2 Eylül 2007 Pazar

Almanya Günlükleri-2

Avrupalıların hepsi aynı, çevre manyağı. Hepsinin altında bir bisiklet ya da ayağında yürüyüş ayakkabısı. Haftasonları her yer onlarla dolu. Mekan pek fark etmiyor aslında. Kah Freiberg’in maden atığı taşlı yolları, kah Dresden’de Elbe kıyısı boyu, kah Saksonya’nın kum dağları. Her yer engellisi, çocuğu, genci, yaşlısı dememden onlarla dolu.
Dresden’in biraz güneyinde kalan kum dağları, sanki sadece yürüyüş amaçlı yaratılmış. Dağın dibindeki yerleşim birimi ise sadece yürüyüşçülere hizmet vermekten ibaret.
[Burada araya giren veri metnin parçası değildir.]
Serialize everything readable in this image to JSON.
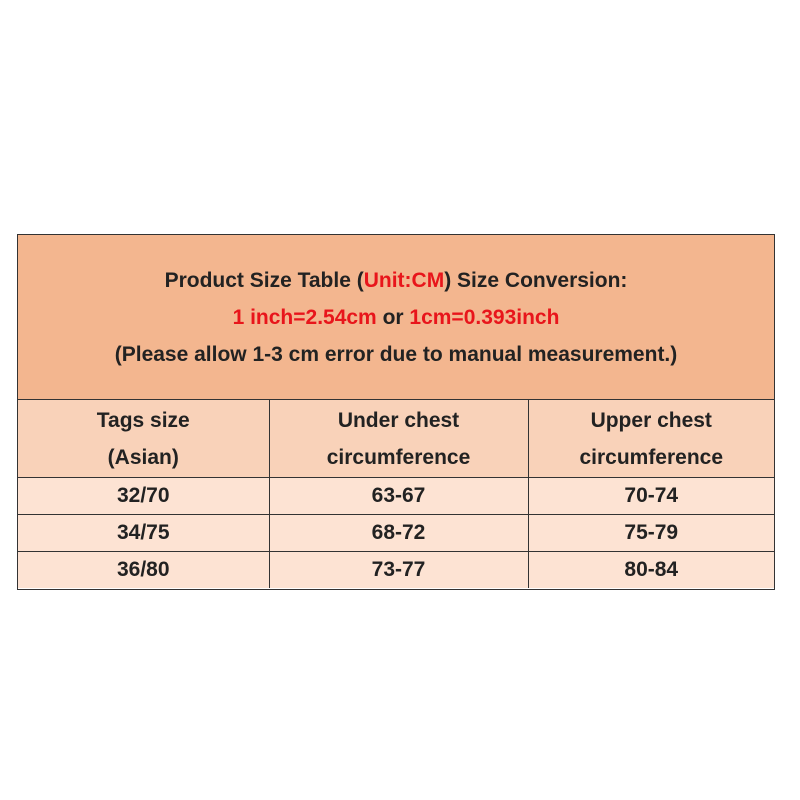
{
  "header": {
    "lines": [
      [
        {
          "text": "Product Size Table ("
        },
        {
          "text": "Unit:CM",
          "color": "#e8151b"
        },
        {
          "text": ") Size Conversion:"
        }
      ],
      [
        {
          "text": "1 inch=2.54cm",
          "color": "#e8151b"
        },
        {
          "text": " or "
        },
        {
          "text": "1cm=0.393inch",
          "color": "#e8151b"
        }
      ],
      [
        {
          "text": "(Please allow 1-3 cm error due to manual measurement.)"
        }
      ]
    ]
  },
  "table": {
    "columns": [
      [
        "Tags size",
        "(Asian)"
      ],
      [
        "Under chest",
        "circumference"
      ],
      [
        "Upper chest",
        "circumference"
      ]
    ],
    "rows": [
      [
        "32/70",
        "63-67",
        "70-74"
      ],
      [
        "34/75",
        "68-72",
        "75-79"
      ],
      [
        "36/80",
        "73-77",
        "80-84"
      ]
    ]
  }
}
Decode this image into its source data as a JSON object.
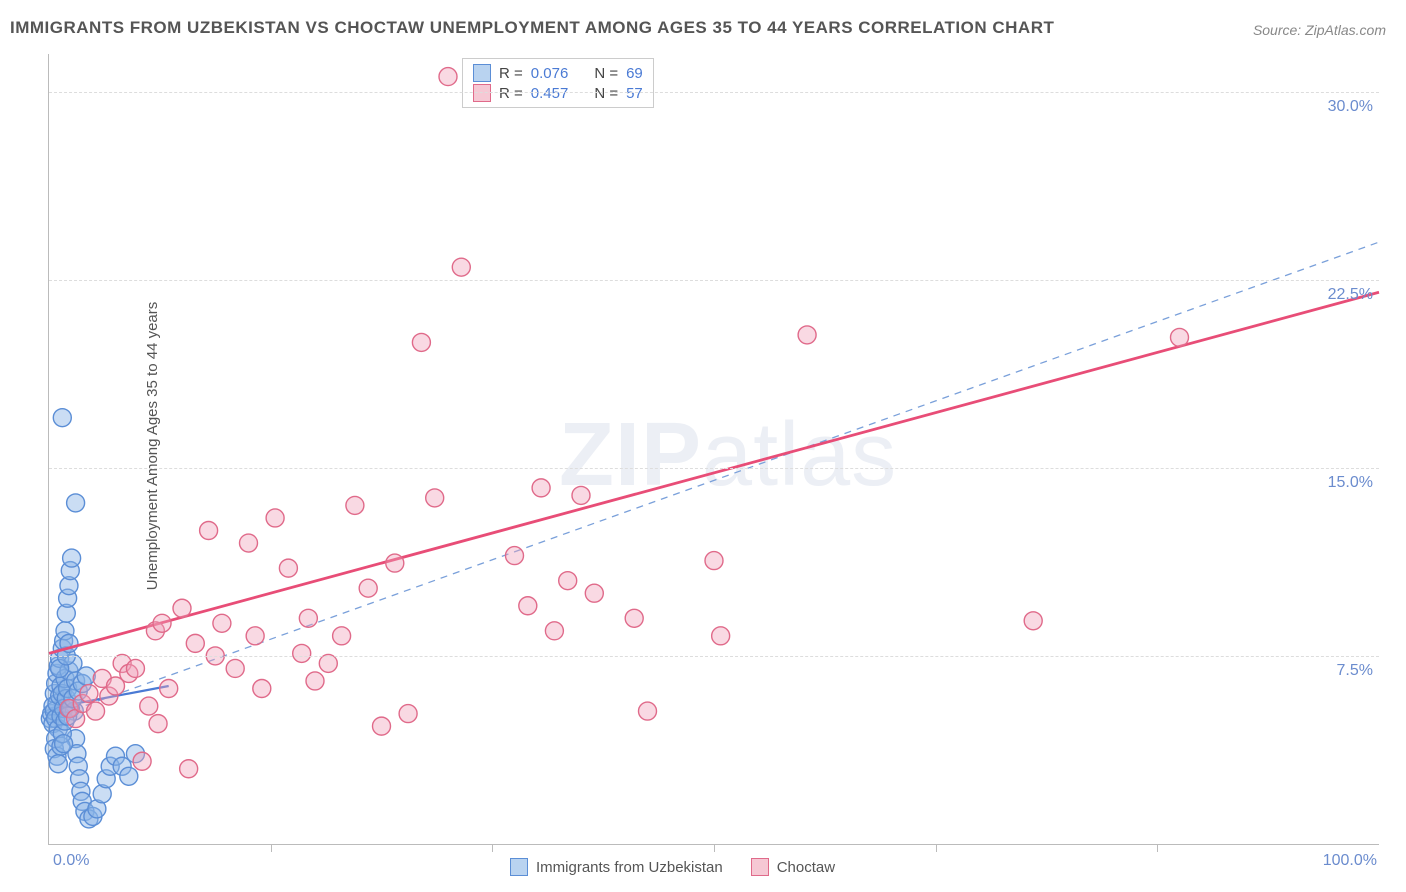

Elbe kıyısındaki birimde köprü yok, 30 metre genişliğindeki nehri feribotla geçiyorsunuz. Bir Türk’e garip gelse de doğal güzelliği korumak için yapılmıyor herhalde. Başka mantıklı bir açıklama bulamadım. Her neyse, dağın tepesine tırmanmak kolay ama yorucu. Kolay çünkü her yerde merdiven ve düzgün patikalar var (adamlar koca kayayı delip merdiven yapmış!). Yorucu çünkü bine yakın abuk sabuk basamakları çıkıyorsunuz. Ama yorulduğunuza değiyor. Zirvede enfes bir manzara sizi bekliyor. Nehir kenarındaki yerleşim birimine tepeden bakmak gerçekten hoş bir duygu. Ayrıca zirveler arasındaki taş köprülerden geçmek de çok hoş.